Ding, Estrada and Montoya-Blandón (2023) provide an efficient sampling algorithm for the GIN distribution and its truncated variants for the case of $\alpha > 2$. This restriction is not of concern if the goal is the perform Bayesian estimation using this distribution (see below for more details and Remark 2 in the paper). Generation is done using the ratio-of-uniforms method with mode shift (Kinderman and Monahan, 1977), which requires the computation of the minimal bounding rectangle. We implement two alternatives found in the literature:

Leydold (2001) that requires information on the proportionality constants.
Hörmann and Leydold (2014) that requires solving a cubic equation. This is our prefered method and the default in the package.

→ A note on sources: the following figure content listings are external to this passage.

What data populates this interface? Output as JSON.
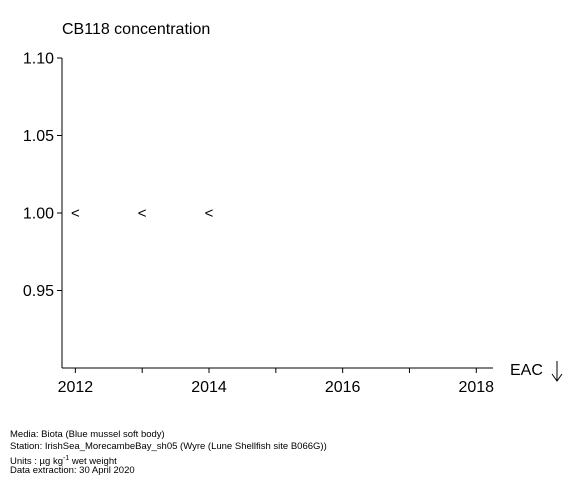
{
  "chart_data": {
    "type": "scatter",
    "title": "CB118 concentration",
    "xlabel": "",
    "ylabel": "",
    "xlim": [
      2011.8,
      2018.25
    ],
    "ylim": [
      0.9,
      1.1
    ],
    "x_ticks": [
      2012,
      2013,
      2014,
      2015,
      2016,
      2017,
      2018
    ],
    "x_tick_labels": [
      {
        "value": 2012,
        "label": "2012"
      },
      {
        "value": 2014,
        "label": "2014"
      },
      {
        "value": 2016,
        "label": "2016"
      },
      {
        "value": 2018,
        "label": "2018"
      }
    ],
    "y_ticks": [
      {
        "value": 0.95,
        "label": "0.95"
      },
      {
        "value": 1.0,
        "label": "1.00"
      },
      {
        "value": 1.05,
        "label": "1.05"
      },
      {
        "value": 1.1,
        "label": "1.10"
      }
    ],
    "grid": false,
    "points": [
      {
        "x": 2012,
        "y": 1.0,
        "marker": "<"
      },
      {
        "x": 2013,
        "y": 1.0,
        "marker": "<"
      },
      {
        "x": 2014,
        "y": 1.0,
        "marker": "<"
      }
    ],
    "annotation": {
      "label": "EAC",
      "arrow": "↓"
    }
  },
  "footer": {
    "media": "Media: Biota (Blue mussel soft body)",
    "station": "Station: IrishSea_MorecambeBay_sh05 (Wyre (Lune Shellfish site B066G))",
    "units_prefix": "Units : µg kg",
    "units_exp": "-1",
    "units_suffix": " wet weight",
    "extraction": "Data extraction: 30 April 2020"
  }
}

While the kernels — and therefore the sampling techniques — for the GIN and GIG distribution are similar, these two distribution share some important differences. The main is their conceptualization, as they both attempt to generalize the idea of an inverse normal distribution in different ways. The GIG distribution does so by choosing cumulants that are inverses to those of the normal distribution. The GIN distribution does so by directly using the density of the reciprocal after a change of variables. Another important difference comes from their use as conjugate priors in Bayesian analysis:

$\theta \sim \text{GIN}(\alpha, \mu, \tau)$ is the conjugate prior if observations are random samples from $Y \sim \text{Normal}(\theta, \theta^2)$
$\theta \sim \text{GIG}(\alpha, \mu, \tau)$ is the conjugate prior if observations are random samples from $Y \sim \text{Normal}(\theta, \theta)$

These are both mixture models with a similar structure but carry different interpretations and thus require different posterior sampling algorithms. This interpretation also shows why the restriction of $\alpha \geq 2$ is not binding if the goal is to perform Bayesian analysis. A prior $\theta \sim \text{GIN}(\alpha_0, \mu_0, \tau_0)$ with $\alpha_0 = 1 + \varepsilon$ is non-informative when $\varepsilon > 0$ is arbitrarily small. However, the posterior distribution will have degrees-of-freedom parameter $\alpha_N = N + 1 + \varepsilon$ where $N$ is the sample size. As $N \geq 1$ implies $\alpha_N > 2$, for a conjugate Bayesian analysis we are always drawing from the GIN distribution with $\alpha > 2$.

[^1]: In R, package BAS contains the confluent hypergeometric function. For the parabolic cylinder function, we use a Fortran subroutine provided in the SPECFUN library (Zhang and Jin, 1996) and our own R translation of this function.